El virus y su instrumento de propagación ahora mismo parecen imparables. Le susurran al oído, le gritan, le transmiten sin descanso, por tierra, mar y aire, a la juventud y a los no tan jóvenes que lo único que hay que querer es ser ricos, como si la felicidad residiera en los objetos, como si eso fuera posible, como si el planeta también fuera infinito, como si no fuera mejor repartir los recursos, distribuirlos de manera razonable, creer en algo más que en el consumo, hacernos conscientes de que la especie humana disfruta más de cuidarse que de devorarse.
Y entonces me acordé del informe de Oxfam de este año, publicado hace unos días. La riqueza del 1% más rico del mundo ha crecido cerca de 34.000.000.000.000 dólares en la última década, 22 veces lo que se considera necesario para acabar con la pobreza mundial. 3.700 millones de personas, casi la mitad de la humanidad sigue viviendo en pobreza, a pesar de los Objetivos de Desarrollo Sostenible, que ya no se sostienen ni a sí mismos. Los nuevos recortes en cooperación internacional van a causar millones de muertes adicionales en los próximos cinco años. La única esperanza que sale de este informe es que 9 de cada 10 encuestados, en encuestas internacionales, se declara a favor de la financiación de los servicios públicos subiendo los impuestos a los que más tienen, demostrando que la lógica matemática puede ser imbatible, que la realidad siempre supera a los cuentos de hadas, incluso el de todos millonarios.
Quizá lo único que haga falta sea conseguir que las verdades se digan, al menos, tantas veces como las mentiras. Quizá solo estemos necesitando más matemáticas y más igualdad ante la ley. Si los medios de comunicación son responsables de lo que publican, ¿por qué las tecnológicas no? ¿Por qué se les permite preservar el anonimato de los que delinquen, de los que están provocando que las democracias pierdan aire?

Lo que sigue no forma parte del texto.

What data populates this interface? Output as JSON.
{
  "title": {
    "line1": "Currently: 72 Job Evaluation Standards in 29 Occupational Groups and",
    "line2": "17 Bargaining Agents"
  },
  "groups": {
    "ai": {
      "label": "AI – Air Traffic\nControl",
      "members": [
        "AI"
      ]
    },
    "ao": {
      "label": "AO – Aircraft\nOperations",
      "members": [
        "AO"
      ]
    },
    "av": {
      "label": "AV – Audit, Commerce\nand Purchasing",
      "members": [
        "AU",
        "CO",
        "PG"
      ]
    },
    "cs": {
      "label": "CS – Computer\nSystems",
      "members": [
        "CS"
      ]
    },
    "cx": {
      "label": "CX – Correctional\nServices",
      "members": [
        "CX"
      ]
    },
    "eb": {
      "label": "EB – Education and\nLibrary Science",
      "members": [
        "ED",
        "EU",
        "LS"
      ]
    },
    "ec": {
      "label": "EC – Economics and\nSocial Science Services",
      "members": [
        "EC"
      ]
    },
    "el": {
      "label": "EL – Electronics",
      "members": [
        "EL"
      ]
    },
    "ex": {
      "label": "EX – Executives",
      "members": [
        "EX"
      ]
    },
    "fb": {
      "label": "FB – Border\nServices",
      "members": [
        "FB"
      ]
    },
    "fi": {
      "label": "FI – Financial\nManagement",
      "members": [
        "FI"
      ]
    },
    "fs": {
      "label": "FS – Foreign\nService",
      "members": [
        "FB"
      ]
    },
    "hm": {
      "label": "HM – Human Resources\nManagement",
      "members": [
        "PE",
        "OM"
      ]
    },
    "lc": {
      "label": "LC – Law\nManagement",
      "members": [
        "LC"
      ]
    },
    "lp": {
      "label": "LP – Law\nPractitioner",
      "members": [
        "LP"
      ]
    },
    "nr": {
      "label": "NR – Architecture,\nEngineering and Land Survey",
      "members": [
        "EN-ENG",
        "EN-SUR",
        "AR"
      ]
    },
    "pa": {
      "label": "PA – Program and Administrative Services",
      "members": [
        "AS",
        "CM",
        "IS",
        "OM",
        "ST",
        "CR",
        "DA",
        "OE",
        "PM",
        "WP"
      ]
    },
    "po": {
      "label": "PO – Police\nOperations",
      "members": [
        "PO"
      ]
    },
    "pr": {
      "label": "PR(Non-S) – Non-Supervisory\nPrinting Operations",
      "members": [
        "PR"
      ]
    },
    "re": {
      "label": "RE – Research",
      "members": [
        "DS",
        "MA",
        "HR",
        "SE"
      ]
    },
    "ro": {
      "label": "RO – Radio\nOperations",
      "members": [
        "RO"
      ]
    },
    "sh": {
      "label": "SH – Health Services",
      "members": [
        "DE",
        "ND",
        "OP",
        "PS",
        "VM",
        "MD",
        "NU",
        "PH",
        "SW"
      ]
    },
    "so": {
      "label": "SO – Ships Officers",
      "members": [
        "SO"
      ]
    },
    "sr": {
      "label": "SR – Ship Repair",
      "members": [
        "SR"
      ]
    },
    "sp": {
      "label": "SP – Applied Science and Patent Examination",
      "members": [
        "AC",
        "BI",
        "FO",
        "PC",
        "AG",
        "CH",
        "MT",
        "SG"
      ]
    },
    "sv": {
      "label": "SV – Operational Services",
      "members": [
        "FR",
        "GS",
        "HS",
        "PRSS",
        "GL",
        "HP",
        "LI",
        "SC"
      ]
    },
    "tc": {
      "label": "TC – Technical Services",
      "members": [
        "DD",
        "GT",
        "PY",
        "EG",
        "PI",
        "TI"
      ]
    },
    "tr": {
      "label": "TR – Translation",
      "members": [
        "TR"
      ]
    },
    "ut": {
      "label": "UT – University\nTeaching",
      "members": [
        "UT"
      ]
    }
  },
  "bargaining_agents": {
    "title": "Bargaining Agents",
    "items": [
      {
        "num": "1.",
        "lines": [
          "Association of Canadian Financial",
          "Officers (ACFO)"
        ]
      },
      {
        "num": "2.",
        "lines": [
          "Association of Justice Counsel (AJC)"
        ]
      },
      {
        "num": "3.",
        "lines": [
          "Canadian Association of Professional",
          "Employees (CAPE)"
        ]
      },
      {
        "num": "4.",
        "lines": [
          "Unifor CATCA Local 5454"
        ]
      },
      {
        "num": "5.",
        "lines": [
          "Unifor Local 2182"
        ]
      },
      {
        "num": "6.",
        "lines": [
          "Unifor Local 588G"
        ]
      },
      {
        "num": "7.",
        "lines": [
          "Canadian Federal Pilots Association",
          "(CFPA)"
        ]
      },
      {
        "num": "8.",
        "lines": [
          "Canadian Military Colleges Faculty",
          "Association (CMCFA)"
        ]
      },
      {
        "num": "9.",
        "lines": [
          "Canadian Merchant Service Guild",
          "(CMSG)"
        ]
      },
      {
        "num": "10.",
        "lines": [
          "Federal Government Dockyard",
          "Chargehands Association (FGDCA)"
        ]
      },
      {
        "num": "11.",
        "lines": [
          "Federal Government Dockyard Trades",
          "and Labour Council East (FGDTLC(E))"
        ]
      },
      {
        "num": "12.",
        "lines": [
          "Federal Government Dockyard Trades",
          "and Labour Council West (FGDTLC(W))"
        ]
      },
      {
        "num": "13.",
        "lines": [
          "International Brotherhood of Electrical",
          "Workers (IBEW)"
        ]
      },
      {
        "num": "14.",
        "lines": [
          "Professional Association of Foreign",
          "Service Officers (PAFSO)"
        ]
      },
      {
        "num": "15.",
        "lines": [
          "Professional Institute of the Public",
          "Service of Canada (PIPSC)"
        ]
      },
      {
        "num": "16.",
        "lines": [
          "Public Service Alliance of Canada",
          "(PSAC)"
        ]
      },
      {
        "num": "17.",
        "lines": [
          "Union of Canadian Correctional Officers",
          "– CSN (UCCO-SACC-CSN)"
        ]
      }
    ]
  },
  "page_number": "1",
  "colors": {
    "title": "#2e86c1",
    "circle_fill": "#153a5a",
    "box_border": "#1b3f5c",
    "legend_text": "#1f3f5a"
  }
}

Nos estamos desinflando. Tenemos que sacar el alambre que nos ha pinchado un neumático. Necesitamos un buen parche en ese roto por el que se pierden palabras y las verdades que contienen o se terminará rajando, como mi rueda. Y hay que hacerlo con el coche en marcha y con nuestras propias manos porque la vida no para y no hay nadie que venga con un repuesto para las piezas rotas de la democracia. O conseguimos arreglarla o el accidente está garantizado.